Really enjoyed earning a CEU from Comptia by watching (actually re-watching, cause first time I saw it we had a thunderstorm and power went out 3 minutes before end of presentation and I didn’t get credit) the Comptia ChannelCon State of Cybersecurity talk.
Some of the points that caught my ear were
- One speaker posited a 5900% ROI for the average hacker (TrustWave puts it at a more modest – but still astonishing – 1425%)
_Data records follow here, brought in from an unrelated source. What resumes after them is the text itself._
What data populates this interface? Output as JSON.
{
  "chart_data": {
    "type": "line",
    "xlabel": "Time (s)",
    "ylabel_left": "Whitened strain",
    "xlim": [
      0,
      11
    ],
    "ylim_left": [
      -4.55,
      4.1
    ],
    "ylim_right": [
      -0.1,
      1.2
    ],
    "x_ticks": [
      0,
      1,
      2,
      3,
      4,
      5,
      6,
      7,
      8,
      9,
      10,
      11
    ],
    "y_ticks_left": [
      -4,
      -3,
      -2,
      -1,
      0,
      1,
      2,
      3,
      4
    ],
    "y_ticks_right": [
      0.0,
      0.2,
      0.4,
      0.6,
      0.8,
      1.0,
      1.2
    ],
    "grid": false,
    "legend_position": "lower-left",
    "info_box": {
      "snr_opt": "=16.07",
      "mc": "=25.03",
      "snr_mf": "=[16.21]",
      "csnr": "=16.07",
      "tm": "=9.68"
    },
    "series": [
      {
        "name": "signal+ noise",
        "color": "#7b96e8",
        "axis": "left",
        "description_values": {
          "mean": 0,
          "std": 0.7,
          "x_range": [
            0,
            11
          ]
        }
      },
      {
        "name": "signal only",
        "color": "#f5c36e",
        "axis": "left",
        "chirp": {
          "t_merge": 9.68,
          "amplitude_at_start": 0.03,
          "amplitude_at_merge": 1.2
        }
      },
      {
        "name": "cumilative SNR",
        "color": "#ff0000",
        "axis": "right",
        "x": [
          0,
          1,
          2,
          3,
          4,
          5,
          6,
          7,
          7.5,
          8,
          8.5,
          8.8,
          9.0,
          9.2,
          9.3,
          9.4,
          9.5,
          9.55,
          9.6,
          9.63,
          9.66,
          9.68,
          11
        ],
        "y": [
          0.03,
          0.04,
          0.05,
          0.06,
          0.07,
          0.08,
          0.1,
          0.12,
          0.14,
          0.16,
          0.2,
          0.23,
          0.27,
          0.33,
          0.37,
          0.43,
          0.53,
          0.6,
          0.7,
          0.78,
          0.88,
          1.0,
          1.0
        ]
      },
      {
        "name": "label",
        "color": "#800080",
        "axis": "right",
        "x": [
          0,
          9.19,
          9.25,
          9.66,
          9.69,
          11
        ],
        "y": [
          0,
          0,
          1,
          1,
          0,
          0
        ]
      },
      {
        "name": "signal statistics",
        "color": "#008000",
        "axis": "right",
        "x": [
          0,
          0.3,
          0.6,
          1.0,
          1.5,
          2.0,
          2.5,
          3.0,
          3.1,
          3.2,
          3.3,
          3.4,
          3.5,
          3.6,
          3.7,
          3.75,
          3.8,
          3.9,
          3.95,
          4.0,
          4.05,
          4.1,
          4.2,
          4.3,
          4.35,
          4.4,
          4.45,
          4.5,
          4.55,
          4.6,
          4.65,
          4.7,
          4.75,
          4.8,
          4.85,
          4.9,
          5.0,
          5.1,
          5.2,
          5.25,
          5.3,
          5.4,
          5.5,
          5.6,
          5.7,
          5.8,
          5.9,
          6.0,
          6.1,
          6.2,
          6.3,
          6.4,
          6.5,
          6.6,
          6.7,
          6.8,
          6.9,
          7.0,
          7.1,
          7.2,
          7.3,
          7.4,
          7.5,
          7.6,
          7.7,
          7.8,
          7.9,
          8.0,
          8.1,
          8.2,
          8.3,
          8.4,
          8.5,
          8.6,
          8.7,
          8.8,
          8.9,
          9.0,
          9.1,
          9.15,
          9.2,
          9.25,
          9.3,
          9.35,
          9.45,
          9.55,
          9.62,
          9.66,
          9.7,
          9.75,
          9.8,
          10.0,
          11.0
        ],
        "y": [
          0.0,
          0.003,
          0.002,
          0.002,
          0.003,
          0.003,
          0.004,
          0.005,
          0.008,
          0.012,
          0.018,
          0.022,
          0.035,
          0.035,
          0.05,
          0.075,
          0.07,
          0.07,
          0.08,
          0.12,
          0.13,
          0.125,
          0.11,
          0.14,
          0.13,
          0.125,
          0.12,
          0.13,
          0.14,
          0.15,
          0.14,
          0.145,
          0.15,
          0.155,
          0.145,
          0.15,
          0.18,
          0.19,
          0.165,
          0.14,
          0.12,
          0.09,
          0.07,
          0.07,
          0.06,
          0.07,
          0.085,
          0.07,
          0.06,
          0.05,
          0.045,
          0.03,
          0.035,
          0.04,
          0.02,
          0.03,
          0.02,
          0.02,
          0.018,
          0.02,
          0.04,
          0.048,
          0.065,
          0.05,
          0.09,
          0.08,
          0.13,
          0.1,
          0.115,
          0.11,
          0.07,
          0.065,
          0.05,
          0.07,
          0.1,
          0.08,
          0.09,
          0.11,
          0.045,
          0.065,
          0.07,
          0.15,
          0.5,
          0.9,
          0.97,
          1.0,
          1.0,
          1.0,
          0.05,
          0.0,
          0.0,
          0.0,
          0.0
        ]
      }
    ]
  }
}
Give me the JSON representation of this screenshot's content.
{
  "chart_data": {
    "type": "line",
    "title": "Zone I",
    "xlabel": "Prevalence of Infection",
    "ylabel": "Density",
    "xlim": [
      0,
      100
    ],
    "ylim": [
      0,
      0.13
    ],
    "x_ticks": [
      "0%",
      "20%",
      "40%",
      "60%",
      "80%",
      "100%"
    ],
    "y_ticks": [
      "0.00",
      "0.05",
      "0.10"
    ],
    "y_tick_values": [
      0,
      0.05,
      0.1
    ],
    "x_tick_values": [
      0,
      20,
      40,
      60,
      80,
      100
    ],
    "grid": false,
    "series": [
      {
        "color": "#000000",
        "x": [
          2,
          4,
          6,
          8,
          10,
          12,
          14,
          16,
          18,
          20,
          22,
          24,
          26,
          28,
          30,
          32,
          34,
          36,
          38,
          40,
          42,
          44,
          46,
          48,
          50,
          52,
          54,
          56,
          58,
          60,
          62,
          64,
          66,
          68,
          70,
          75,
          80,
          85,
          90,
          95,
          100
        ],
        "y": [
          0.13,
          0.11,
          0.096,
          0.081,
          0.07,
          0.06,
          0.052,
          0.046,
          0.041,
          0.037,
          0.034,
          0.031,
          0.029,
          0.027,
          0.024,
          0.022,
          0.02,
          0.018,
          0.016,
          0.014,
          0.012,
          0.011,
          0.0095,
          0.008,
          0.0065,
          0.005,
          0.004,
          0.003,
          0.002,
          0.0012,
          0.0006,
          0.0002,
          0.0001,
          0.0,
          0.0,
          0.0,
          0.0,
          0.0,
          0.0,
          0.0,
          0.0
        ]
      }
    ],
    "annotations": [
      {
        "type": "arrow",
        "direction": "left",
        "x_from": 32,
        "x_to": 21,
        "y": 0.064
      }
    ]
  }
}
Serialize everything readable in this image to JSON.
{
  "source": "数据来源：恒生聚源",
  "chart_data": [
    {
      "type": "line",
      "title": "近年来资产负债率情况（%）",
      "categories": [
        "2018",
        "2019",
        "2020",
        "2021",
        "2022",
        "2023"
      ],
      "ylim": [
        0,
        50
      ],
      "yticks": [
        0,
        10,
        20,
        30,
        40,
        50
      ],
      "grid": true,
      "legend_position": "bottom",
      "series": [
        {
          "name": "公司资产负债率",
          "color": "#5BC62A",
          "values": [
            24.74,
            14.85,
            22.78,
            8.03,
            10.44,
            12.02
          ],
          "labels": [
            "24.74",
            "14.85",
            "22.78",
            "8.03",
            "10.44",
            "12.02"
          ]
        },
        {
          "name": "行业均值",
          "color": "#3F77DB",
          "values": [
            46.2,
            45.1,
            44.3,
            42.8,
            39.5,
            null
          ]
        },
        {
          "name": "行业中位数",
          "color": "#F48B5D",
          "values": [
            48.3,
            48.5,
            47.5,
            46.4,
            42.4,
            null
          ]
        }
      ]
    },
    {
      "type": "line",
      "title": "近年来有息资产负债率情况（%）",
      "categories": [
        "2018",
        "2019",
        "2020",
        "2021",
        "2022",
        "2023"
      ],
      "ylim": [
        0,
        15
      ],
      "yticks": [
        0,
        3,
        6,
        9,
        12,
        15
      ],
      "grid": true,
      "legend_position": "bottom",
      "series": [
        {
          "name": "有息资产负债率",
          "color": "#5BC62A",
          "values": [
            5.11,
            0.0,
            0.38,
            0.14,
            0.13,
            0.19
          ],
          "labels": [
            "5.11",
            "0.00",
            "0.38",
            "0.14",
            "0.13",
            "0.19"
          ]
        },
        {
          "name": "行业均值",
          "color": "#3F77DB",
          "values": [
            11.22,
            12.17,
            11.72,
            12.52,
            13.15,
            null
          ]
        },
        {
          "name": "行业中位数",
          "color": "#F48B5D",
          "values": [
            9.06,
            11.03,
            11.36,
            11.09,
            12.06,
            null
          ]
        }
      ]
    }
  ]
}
- In fact, hacking is such a profitable business to be in that there are gangs of hackers running actual businesses. Even have health insurance for their employees, continuous training/development
- Women “better” at cyber security – we have more “attention to detail” and we “like puzzles” and “enjoy analyzing stuff.” Gag. Or…women are people and some people like puzzles and pay attention to detail. I mean, there is real, demonstrable strength in promoting diversity in hiring. Different viewpoints make the whole team stronger in planning and problem-solving. But seriously – women “like puzzles”?
- Some people in cybersecurity are so tense and stressed that there is a high prevalence of self-medicating with alcohol or other substances. How can we support our coworkers in this field? We need to move towards a more collaborative approach and a team-centric setup. The security and continence of your firm’s data shouldn’t just sit on one person’s shoulders. That is a lot for one person, especially as this is a constantly changing and expanding field.
- Cyber security is now just an extension of your personal security. It affects everyone, and we all need to learn and work together. We all have a lot of risk, and security is EVERYONE’S business.
- Website tech support (or sales ) chatbots as the perfect social engineer if they can be hacked – fascinating
ie, if as part of authenticating a customer or user, we ask for username/pw/PII of whatever sort …and it’s actually a black hat bot that is just impersonating a customer service bot and saving all that info for later
What do you think – what are you thoughts on the latest cyber security developments?